4. Since Mobi didn't warn the customer first, they should have known that the customer would not have the knowledge in the first place about "abuse", and they should give the customer a break as no warning was given. And indeed Mobi did it right, but only because a top exec was able to intercepting this. This is still not ok because the front end rep didn't offer to do anything. What if the top exec is unavailable or hiding behind his office? Then the customer would have no recourse. Worse, he would have lost his mobile number too.
5. If they knew SMS would have cost them a lot, then they shouldn't have allowed all SMS to be free. Some providers do bill for premium SMS, and that would include Facebook, Twitter etc. I remember when I had FidoPro on Fido, which included all incoming and outgoing SMS to Canada and US, when ICQ was first to launch ICQ to SMS gateway, Fido charged for it, despite they didn't mention it. Ironically, those with bucket options, instead of the grandfathered FidoPro, didn't get bill extra, causing a discrimination of the FidoPro customers (i.e. old loyal customers getting screwed). According to Fido, it was because the option was created before ICQ gateway was born, and thus they couldn't allow it to be free. (kinda the typical BS you hear from Fido all the time). Later on, similar fiasco concerning other SMS gateways, not just ICQ. Same thing, some were charged, some were not charged. Later on, ICQ gateway was no longer charged, but by then, I had no need anymore. They can't just be consistent about it. Worse, the US portion was taken away from FidoPro (just like they took away the US portion of the unlimited data, the infamous episode), quietly, when they were changing other SMS plans. If they can do this for in home zone usage, I can't be surprise when providers would go crazy for roaming users!
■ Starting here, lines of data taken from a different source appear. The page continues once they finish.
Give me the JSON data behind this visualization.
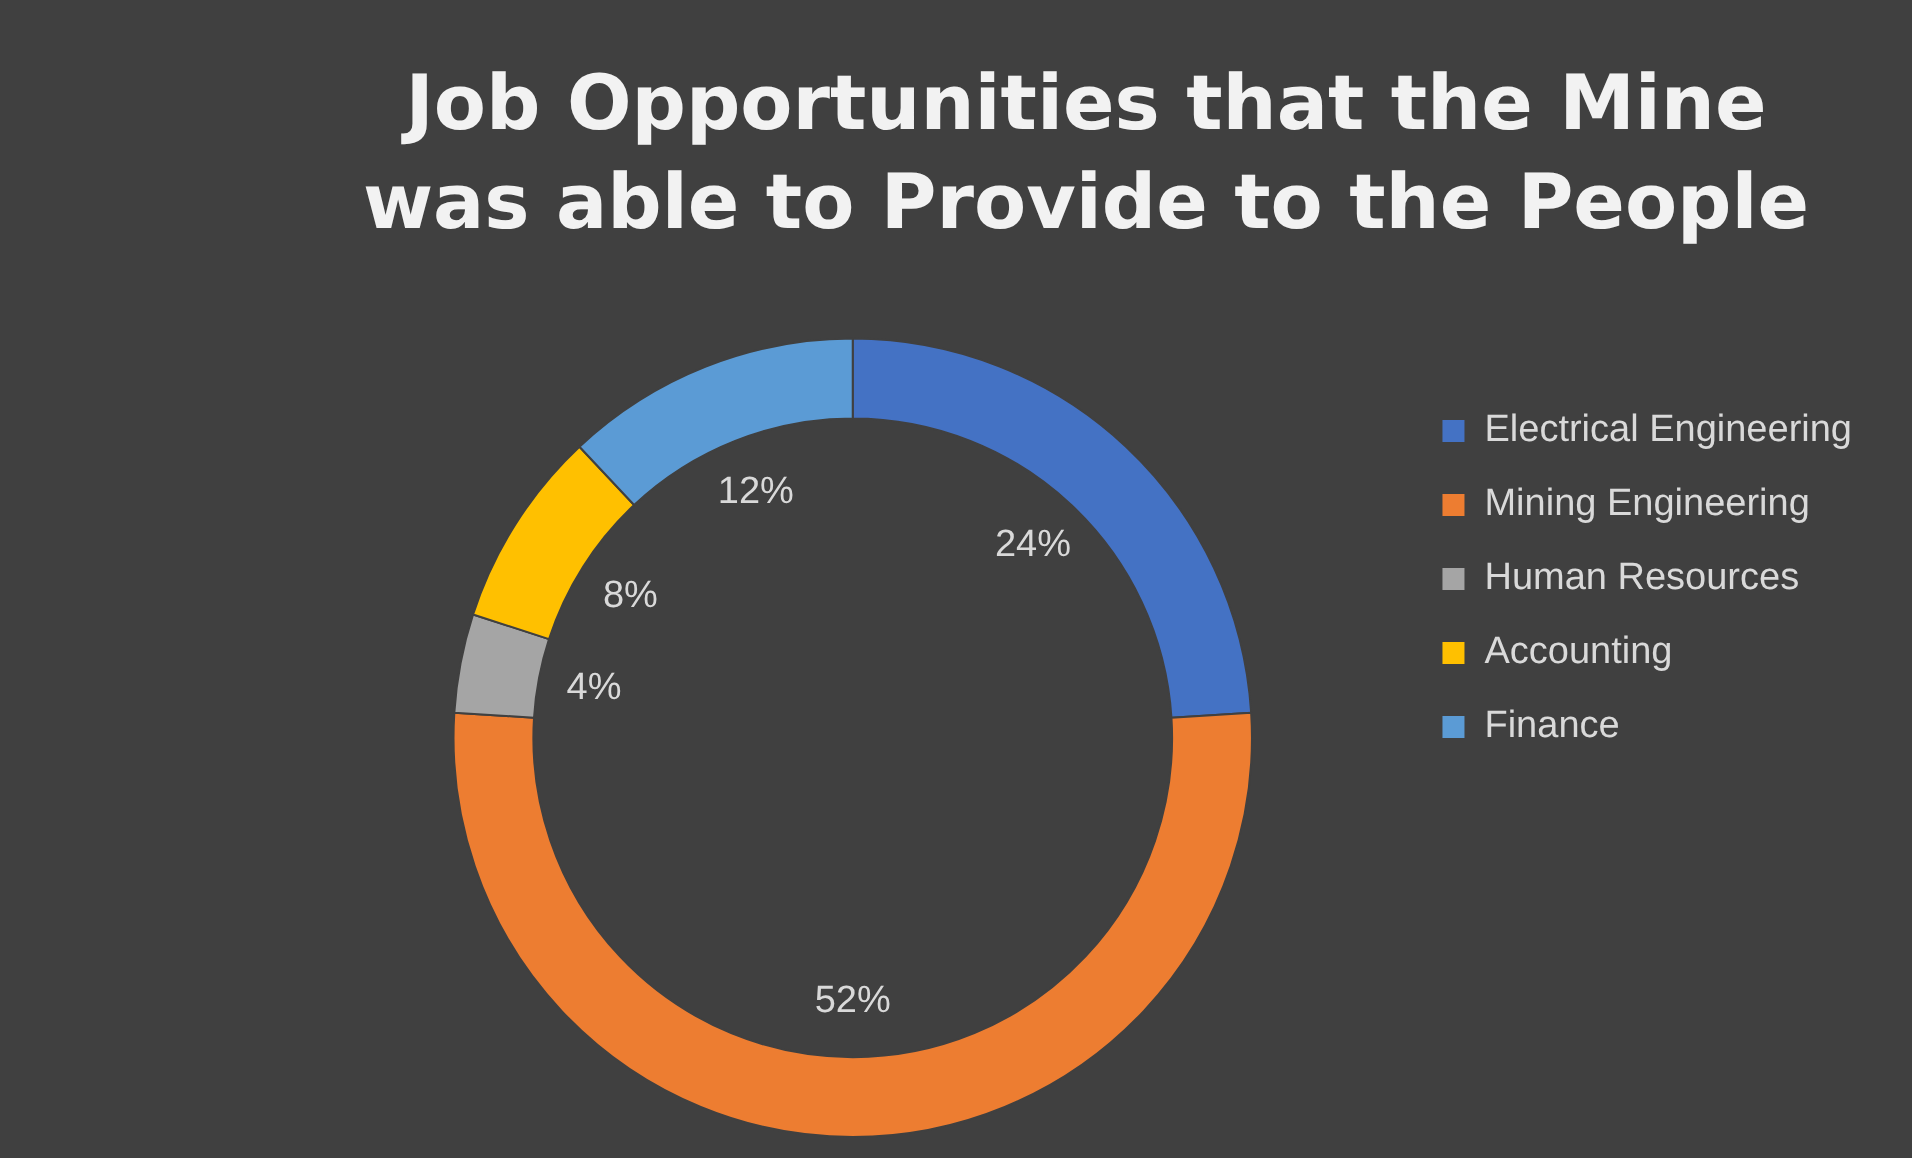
{
  "chart_data": {
    "type": "donut",
    "title": "Job Opportunities that the Mine was able to Provide to the People",
    "categories": [
      "Electrical Engineering",
      "Mining Engineering",
      "Human Resources",
      "Accounting",
      "Finance"
    ],
    "values": [
      24,
      52,
      4,
      8,
      12
    ],
    "colors": [
      "#4472c4",
      "#ed7d31",
      "#a5a5a5",
      "#ffc000",
      "#5b9bd5"
    ],
    "value_labels": [
      "24%",
      "52%",
      "4%",
      "8%",
      "12%"
    ],
    "legend": "right"
  }
}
When inter carrier SMS first started, the 4 major carriers in Canada, established the inter-carrier SMS clearing centre (they all pitched in to build that data centre). One of the agreements at the time, among these providers, is that the sender pays for the SMS, and the recipient will receive it for free. Since there is no way to know if one can get "spammed" or have a way to control incoming, this is thought to be a good and fair policy. All is good for a while (except that things weren't working in the early times), but providers starting to turn away from that agreement and starting to charge for incoming SMS. Rogers did it, Telus did it, etc. Speakout Wireless, even as a low cost provider, also did it for a while. Not fair because it is under the premise that the sender already paid for it.
Subscription based SMS is different. I agree that there should either be a limit for it, or bill separately. May be no PPU, but at least a bucket similar to what you do with sending bucket. Let's say $5. will buy you 1000 or something like that. Roaming should be extra, of course.
Instead of saying it's free, and then cutting the customer off without a warning. Mobi dropped the ball big time this time, won't get a sympathy from me (but who cares about what I think of course).
According to the dealer (That I have given many business to, including myself, activating 5 lines so far) I talked to , he frankly told me that the data roaming billing while within zone still hasn't be completely resolved. This is not good. That's why I won't continue on with them when my credit runs out.